Intervention de Carol Sirou

Commission des finances, du contrôle budgétaire et des comptes économiques de la nation — Réunion du 18 janvier 2012 : 2ème réunion
Régulation financière pour restaurer l'utilité sociale des marchés — Table ronde

Carol Sirou, présidente de Standard & Poor's France :

Notre rôle est d'analyser le risque de crédit. Nous ne sommes pas régulateurs mais acteurs, plus précisément observateurs, des marchés financiers. Pour nous, la régulation doit être cohérente au niveau international et coordonnée mondialement ; car les marchés sont interconnectés en même temps que fragmentés.

Pour continuer à disposer de financements à long terme, discipline, transparence et responsabilité sont indispensables. Quel rôle revient aux agences de notation ? Nous ne sommes pas des acteurs « actifs » des marchés, mais nous évaluons la qualité du crédit. Nous ne notons pas les produits dérivés ni les dark pools mais des entités juridiques, les chambres de compensation par exemple, et nous apprécions l'évolution de l'environnement réglementaire. La réforme en cours au niveau mondial, depuis le G 20 de septembre 2009, améliore la transparence et la stabilité du système financier. Aux Etats-Unis comme en Europe on cherche à attirer les transactions de gré à gré vers les plateformes de négociation : l'approche sur ce point est similaire. Les Américains ont déjà mis en place un certain nombre d'éléments, les Européens suivent ce mouvement. Les agences de notation sont dans leur rôle quand elles signalent des écueils. Aujourd'hui, 90 % des dérivés s'échangent de gré à gré - 600 000 milliards d'euros de notionnel ! Le transfert vers les plateformes et les chambres de compensation d'un tel volume ne se fera pas sans difficultés opérationnelles. Il nous faudra apprécier la capacité de chaque chambre à gérer des montants aussi considérables. Les faillites de Lehman Brothers et de MF Global ont été aisément absorbées, y compris grâce aux fonds de garantie. Mais les fonds propres des chambres de compensation devront augmenter avec la croissance de l'activité. En outre, toutes les chambres de compensation ne seront pas capables de compenser tous les produits.
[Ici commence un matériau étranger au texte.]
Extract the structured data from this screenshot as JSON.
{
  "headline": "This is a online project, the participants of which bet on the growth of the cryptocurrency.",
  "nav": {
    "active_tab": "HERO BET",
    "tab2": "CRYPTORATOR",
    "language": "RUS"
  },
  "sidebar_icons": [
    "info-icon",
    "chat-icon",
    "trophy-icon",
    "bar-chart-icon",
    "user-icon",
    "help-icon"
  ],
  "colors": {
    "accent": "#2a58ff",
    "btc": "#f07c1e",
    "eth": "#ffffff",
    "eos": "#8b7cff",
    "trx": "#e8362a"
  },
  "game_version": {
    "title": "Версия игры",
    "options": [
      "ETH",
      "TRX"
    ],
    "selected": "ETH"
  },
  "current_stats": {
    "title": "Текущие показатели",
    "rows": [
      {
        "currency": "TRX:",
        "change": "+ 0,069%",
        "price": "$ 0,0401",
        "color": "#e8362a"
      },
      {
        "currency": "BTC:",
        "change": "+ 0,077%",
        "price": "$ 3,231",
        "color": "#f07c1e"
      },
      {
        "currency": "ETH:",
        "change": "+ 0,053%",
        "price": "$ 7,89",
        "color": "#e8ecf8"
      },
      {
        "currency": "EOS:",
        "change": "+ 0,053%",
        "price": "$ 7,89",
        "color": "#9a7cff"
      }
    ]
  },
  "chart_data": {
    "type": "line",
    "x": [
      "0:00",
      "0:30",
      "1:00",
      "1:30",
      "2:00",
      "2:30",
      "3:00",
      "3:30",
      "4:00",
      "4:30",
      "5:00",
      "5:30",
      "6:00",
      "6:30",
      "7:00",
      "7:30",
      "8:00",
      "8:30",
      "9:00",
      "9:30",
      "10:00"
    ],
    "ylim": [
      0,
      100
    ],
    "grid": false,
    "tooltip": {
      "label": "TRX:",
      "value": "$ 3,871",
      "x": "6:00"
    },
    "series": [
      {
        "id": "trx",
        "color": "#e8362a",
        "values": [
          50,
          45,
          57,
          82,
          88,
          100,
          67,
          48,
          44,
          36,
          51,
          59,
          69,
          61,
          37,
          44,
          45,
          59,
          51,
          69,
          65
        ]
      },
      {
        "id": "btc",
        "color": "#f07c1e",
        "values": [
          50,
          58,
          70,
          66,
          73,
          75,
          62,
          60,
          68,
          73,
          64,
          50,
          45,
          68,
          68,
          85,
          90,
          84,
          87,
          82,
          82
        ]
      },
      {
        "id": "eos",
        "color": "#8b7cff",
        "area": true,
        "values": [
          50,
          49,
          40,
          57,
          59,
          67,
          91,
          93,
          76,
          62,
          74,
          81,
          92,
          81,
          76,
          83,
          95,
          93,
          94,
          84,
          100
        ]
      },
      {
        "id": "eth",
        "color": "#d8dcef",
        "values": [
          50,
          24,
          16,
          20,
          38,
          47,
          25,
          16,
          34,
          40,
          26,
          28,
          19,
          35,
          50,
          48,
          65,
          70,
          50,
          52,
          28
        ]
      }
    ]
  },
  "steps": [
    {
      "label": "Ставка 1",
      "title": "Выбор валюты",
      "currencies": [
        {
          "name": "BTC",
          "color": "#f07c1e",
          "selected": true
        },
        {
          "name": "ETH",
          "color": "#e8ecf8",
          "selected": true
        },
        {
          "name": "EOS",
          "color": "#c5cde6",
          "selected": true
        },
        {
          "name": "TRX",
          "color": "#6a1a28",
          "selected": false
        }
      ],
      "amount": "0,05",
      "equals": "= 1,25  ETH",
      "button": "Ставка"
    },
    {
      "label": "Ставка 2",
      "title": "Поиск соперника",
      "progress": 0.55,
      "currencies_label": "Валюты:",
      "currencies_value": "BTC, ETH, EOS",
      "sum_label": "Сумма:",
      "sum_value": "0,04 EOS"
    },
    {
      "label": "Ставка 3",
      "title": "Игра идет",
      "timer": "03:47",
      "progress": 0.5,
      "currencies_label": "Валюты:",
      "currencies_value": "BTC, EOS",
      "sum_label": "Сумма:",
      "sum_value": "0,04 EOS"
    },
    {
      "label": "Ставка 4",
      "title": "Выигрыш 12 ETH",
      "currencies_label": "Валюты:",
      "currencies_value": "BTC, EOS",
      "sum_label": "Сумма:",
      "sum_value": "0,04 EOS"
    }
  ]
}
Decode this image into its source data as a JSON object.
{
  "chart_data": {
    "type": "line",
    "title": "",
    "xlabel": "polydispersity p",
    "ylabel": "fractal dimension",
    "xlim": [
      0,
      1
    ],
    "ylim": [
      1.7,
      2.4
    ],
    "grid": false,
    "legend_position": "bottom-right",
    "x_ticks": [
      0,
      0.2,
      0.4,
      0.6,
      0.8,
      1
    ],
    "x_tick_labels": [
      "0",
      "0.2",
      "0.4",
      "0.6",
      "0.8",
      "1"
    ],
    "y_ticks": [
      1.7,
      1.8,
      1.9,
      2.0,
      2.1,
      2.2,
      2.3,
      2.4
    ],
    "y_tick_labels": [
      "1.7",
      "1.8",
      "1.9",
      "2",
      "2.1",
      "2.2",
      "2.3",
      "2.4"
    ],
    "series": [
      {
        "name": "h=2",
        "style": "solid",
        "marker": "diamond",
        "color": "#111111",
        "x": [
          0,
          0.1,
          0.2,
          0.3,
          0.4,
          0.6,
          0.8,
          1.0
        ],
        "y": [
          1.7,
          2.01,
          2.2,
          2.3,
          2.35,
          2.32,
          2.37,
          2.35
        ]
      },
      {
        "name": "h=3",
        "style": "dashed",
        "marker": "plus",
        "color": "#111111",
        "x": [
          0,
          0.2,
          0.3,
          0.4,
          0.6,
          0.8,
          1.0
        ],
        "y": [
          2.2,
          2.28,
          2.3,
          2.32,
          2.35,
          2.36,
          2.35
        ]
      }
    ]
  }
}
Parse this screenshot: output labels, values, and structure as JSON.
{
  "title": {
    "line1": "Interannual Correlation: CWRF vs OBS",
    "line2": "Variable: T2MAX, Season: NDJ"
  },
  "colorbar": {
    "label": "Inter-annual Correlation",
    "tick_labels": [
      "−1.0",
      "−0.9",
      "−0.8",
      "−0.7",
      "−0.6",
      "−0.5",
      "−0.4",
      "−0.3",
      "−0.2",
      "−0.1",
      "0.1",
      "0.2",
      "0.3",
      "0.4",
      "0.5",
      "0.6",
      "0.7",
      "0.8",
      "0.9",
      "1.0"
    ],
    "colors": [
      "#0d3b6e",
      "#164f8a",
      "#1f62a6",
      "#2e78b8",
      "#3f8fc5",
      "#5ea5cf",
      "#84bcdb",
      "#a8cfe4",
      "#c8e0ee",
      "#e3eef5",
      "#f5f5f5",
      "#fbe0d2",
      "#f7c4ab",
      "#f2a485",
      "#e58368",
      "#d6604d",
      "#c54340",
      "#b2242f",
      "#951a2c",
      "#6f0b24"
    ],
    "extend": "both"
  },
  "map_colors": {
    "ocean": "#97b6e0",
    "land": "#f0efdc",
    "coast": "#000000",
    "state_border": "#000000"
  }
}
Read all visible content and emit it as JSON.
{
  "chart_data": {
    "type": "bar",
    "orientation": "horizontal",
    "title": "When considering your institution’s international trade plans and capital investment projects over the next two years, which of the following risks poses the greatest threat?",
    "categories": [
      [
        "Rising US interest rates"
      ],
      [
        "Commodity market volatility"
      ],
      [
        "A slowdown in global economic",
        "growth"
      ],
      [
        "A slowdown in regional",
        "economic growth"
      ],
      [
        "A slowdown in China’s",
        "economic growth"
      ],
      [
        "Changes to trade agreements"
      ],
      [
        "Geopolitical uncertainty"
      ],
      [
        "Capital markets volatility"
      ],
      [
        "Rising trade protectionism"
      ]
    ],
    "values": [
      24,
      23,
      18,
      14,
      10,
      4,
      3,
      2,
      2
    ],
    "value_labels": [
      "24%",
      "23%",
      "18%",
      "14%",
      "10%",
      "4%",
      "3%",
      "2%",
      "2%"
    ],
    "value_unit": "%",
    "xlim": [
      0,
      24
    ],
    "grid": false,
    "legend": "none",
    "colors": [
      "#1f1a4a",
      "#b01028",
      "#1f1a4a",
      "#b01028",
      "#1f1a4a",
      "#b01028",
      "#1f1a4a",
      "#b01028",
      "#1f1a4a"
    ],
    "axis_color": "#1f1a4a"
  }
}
Enfin, on demande aux banques de mobiliser du collatéral - 2 000 milliards de dollars selon le FMI - dans les chambres de compensation, mais cela a un impact sur leurs ratios de fonds propres que Bâle III tend à augmenter. Il y a là une contradiction entre les deux réglementations. De même, l'interopérabilité entre chambres de compensation est louable, mais j'y vois un risque de contagion. À mon sens, ces initiatives vont dans la bonne direction en accroissant la transparence sur les marchés. Les acteurs concernés sont habituellement notés A ou AA, mais il importe de ne pas sous-estimer les enjeux.

J'en viens au projet du commissaire Barnier sur les agences de notation, un texte qui me tient à coeur. Il importe d'améliorer la qualité des notations, donc l'efficience des marchés. Je partage la volonté de renforcer la concurrence dans ce domaine et de réduire la dépendance envers les agences de notation. A ce propos, M. Jouyet a évoqué la « désintoxication aux agences de notation ». Cependant, certaines dispositions vont à l'encontre de cet objectif. Ainsi, la rotation obligatoire des agences qui s'imposerait aux émetteurs porterait atteinte à la continuité dans la notation, ce qui pèserait sur la perception des émetteurs européens par les investisseurs internationaux. De plus, certaines dispositions gêneraient l'entrée de nouveaux acteurs sur ce marché. Je pense notamment aux règles relatives à la responsabilité. Le texte proposé par la Commission européenne risque de réduire le nombre d'intervenants sur le marché, d'accroître la dépendance des investisseurs envers les agences de notation et d'induire une grande frilosité face au risque.